Lime Bike Official Actually Thinks E-Scooters Are the Next Big Thing
In town for Lime's Staten Island bike-share debut, Scott Kubly also touts the grown-up skateboards as the future of mobility.
Lime Bike Chief Programs Officer Scott Kubly was in town this week for the launch of the company’s mini-bike-share program in Staten Island, but in a broad-ranging interview near our DUMBO offices, Kubly, who once ran the Department of Transportation in Seattle, was also jazzed about the company’s e-scooters, which are deployed in many of the same cities where Lime currently operates bike-share (though sometimes with controversy, as Beverly Hills found out). I was, as you can see below, skeptical. Here are excerpts of that conversation:
Streetsblog: Why would cities want more e-scooters?
Scott Kubly: There is a lower barrier to using it. It’s not a bike. Most people know if they like to bike or not so they’re not willing to try, but scooters are new, so people are willing to try it out. A lot of times with bikes people say, “I haven’t ridden a bike since I was a kid.” But they’ve never seen an e-scooter, so there’s no barrier like, “I don’t know how to do that anymore” or “I haven’t done it in so long.” Instead, it’s this thing that they’ve never used before so they’ll try it.
I would have the opposite reaction!
What they then find out is that they’re easy, fast, and convenient. The other thing is, it’s fun! You push off once or twice and there’s a little throttle button and off you go. The top speed is 15 MPH. You’re in a suit and you’re not pedaling. You’re just standing there.
So electric scooters are even more the future than bike share?
To us, shared and electric mobility is the future. The method will depend on the trip. A mile? A scooter is great. Three miles? An e-bike is great. If you want a little exercise a pedal bike. Why wouldn’t cities want them if they’re more effective at moving people from point A to point B? And, one of the best things is that we’ve actually seen ridership on our bikes go up when scooters are present in the market.
So private ownership is out in any event.
Increasingly. For us it’s not about ownership its about access. What’s the right mode at the right time versus, “I need to own this thing so it can sit idle 90% of the time.” I think scooters help move us there. It’s a much broader demographic on scooters. We find our shared scooters are being used about about four times more times per day than bike-share. We also find that they are great for for shorter distance rides, rather than take Uber or Lyft to get around, people are scootering. We found that over half our (scooter) customers in San Francisco would have taken an Uber, a Lyft, or a personal car. For a short distance trip, it is faster and cheaper than any other mode.
Sorry, but I would always take the bike, not the scooter.

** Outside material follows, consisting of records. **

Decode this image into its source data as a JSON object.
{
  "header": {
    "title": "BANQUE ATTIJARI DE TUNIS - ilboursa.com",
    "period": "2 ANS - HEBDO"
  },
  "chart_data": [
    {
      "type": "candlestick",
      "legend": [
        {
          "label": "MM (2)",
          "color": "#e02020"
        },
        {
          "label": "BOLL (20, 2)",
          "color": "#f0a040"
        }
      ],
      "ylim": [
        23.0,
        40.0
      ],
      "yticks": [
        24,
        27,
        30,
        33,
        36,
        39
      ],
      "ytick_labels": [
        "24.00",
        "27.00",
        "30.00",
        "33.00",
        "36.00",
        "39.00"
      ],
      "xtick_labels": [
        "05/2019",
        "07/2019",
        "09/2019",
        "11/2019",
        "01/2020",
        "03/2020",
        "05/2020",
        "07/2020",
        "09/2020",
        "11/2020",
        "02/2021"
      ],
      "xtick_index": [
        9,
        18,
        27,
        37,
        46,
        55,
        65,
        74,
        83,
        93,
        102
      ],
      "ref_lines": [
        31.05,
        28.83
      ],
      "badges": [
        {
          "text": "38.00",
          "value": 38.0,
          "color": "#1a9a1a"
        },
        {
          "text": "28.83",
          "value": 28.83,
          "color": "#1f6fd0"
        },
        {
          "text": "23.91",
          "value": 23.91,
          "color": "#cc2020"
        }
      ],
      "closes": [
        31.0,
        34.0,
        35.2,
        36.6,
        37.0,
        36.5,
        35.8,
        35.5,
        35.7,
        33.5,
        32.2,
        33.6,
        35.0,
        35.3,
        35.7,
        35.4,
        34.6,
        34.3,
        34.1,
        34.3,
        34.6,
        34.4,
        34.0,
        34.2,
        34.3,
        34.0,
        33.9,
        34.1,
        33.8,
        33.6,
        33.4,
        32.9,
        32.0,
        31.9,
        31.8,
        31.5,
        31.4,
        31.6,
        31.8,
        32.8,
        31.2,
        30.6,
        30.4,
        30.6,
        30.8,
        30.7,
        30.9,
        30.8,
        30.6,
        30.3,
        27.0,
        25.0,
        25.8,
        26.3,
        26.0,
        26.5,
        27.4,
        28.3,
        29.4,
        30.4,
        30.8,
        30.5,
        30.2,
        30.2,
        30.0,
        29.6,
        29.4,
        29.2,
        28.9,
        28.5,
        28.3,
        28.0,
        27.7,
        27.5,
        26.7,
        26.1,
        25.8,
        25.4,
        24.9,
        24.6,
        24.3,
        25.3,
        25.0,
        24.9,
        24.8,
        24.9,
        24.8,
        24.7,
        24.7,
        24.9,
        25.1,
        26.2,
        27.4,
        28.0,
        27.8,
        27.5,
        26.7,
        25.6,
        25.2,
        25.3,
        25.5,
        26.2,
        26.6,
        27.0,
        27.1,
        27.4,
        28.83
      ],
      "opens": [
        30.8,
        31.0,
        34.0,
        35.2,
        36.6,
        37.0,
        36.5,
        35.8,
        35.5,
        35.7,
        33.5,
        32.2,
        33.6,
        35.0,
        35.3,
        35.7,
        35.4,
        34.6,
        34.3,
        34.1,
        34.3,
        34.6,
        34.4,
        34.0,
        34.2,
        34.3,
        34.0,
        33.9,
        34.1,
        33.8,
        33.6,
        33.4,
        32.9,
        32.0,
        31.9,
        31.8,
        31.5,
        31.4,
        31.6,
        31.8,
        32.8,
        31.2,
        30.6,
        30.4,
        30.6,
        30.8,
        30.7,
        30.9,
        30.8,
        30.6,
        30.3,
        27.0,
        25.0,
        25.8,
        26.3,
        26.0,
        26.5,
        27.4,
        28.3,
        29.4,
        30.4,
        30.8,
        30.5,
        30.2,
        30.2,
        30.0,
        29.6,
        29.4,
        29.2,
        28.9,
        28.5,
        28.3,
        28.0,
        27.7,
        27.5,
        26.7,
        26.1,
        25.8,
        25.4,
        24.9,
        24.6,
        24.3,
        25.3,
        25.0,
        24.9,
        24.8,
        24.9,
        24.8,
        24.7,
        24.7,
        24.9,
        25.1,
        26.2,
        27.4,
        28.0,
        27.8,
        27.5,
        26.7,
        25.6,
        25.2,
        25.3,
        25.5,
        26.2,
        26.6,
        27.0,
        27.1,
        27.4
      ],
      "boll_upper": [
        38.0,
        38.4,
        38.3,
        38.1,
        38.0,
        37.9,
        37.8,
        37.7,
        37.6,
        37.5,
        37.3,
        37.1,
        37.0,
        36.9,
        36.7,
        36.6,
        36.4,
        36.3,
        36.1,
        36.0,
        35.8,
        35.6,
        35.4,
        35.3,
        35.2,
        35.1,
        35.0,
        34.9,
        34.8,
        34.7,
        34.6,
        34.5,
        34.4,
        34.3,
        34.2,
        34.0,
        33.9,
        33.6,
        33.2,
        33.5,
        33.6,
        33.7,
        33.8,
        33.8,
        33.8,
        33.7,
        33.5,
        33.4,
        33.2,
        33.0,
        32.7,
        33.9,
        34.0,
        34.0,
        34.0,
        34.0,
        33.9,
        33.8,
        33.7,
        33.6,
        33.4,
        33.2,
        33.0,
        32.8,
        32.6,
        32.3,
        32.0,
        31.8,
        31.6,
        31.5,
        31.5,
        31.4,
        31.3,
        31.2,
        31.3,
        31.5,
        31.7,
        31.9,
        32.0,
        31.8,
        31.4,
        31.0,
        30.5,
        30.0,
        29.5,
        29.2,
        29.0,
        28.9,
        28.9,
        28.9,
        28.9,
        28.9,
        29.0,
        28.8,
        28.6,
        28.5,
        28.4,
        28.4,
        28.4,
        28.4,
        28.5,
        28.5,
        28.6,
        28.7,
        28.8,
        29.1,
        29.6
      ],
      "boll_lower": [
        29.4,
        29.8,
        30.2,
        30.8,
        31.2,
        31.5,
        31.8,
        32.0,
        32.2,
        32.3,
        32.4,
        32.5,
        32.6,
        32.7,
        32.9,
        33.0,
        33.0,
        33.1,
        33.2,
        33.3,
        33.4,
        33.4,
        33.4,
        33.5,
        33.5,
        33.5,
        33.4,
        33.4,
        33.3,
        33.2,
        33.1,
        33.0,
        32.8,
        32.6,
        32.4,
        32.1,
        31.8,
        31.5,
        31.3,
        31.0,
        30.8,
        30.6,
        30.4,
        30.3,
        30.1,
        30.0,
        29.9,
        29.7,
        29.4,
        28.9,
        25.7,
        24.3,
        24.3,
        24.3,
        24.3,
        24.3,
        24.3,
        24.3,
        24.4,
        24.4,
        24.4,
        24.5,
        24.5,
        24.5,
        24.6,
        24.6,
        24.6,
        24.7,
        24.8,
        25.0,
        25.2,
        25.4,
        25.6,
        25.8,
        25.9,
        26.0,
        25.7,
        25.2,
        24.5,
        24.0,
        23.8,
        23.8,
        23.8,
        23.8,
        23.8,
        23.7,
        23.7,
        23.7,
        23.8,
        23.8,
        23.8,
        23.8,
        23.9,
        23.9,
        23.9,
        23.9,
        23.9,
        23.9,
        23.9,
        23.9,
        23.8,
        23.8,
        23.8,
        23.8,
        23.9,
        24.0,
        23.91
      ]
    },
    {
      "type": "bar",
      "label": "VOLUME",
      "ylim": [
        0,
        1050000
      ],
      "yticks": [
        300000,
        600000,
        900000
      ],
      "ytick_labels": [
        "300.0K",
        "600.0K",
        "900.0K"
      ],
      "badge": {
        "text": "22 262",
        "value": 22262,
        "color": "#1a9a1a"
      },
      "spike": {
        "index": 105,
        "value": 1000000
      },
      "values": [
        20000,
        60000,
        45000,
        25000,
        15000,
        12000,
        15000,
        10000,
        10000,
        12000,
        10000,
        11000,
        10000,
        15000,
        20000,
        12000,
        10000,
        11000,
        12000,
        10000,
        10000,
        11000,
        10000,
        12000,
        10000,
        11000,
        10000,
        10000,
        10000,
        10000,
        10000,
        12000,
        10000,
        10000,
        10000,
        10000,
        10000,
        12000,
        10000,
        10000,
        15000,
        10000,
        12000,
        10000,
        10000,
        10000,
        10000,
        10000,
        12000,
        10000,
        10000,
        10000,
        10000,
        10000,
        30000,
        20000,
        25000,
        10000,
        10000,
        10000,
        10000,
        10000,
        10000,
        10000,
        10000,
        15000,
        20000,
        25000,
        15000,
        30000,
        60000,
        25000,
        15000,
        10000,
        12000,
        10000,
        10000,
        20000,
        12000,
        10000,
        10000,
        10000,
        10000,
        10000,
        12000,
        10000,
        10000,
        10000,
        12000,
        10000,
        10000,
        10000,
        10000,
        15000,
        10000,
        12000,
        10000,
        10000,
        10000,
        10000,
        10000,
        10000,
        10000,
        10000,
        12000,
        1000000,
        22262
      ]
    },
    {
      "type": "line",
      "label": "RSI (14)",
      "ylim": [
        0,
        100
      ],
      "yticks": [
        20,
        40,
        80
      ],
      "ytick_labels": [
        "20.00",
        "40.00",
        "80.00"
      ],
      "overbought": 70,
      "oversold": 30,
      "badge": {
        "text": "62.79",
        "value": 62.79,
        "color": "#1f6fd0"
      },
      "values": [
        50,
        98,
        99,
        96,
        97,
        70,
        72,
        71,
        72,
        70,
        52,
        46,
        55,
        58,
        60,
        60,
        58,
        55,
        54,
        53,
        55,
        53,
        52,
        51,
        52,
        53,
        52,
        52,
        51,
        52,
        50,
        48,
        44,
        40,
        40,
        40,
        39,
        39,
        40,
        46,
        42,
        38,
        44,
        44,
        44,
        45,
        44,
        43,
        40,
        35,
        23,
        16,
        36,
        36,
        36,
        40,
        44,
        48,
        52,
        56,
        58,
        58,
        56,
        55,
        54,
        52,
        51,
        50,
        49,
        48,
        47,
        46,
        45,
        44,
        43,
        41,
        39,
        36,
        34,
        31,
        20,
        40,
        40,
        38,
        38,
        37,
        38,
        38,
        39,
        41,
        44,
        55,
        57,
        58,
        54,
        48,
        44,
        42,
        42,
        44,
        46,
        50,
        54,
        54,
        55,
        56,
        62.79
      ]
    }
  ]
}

That’s great and true for a lot of people. Here’s what blew me away: During my first week on the job, I was in San Diego when we launched scooters there. We were out rebalancing the system and three guys in their mid-50s from Denver walked up and said, “We love these things. We were riding it last night and it’s a blast.” They were three fifty-something guys who didn’t strike me as likely bike riders, and I’ve spent enough time in the trenches of building bike lanes that I’ve got a pretty good eye for such things. But for some reason, they were on vacation in San Diego, and decide to jump on a scooter even though they would not likely use the bike share system that’s right there. And, maybe next time they only find two scooters so one of them jumps on a bikeshare. So it’s bringing new people into micro-mobility.
So are e-scooters coming to New York?
We are focused on getting bike-share right in New York. But, if scooters came to New York it would increase the number of people that want protected bike lanes. I used to run a DOT and know how important bike lanes are. For creating safe streets and encouraging more people to bike. I also know how hard they are politically. I’ve started thinking about them as more of a low-speed lane for micro-mobility. Suddenly, you have a much broader constituency. When we found that some riders in San Francisco were riding on the sidewalk, we asked why. They said they didn’t feel safe in the street. We asked, “If you had a protected bike lane, would you feel safe.” And the vast majority gave it a hard yes.
You create a constituency.
For protected lanes, yes. If scooters have a lower barrier than bikes, but riders want the same protection that bikers do, doesn’t that build a larger constituency for better bike lanes? Here’s the thing: Our goal is not to get people off of bikes, it’s to get people taking short trips out of cars, and the more cities who have scooters, the more emphasis there will be on improving the safety for micro-mobility for everyone.
So the private sector has to lead the way to get the city to do the stuff that it should be doing to keep us safe?
Ideally you’re working together. Collaborating on the stuff that will keep us safe.
But usually it’s the activists, not the private sector.
True, but to us, it’s a virtuous circle. Most bike-share customers are younger men. And that’s not because young men want to bike more, it’s because other people don’t feel as safe (along with several other factors). Happy riders become activists for safer streets, and safer streets help make more people want to ride, so yes, pushing for bike lanes fundamentally helps the business, too. Plus, the employees of Lime are passionate about improving urban mobility and creating safer streets.
Well, we certainly like safer streets.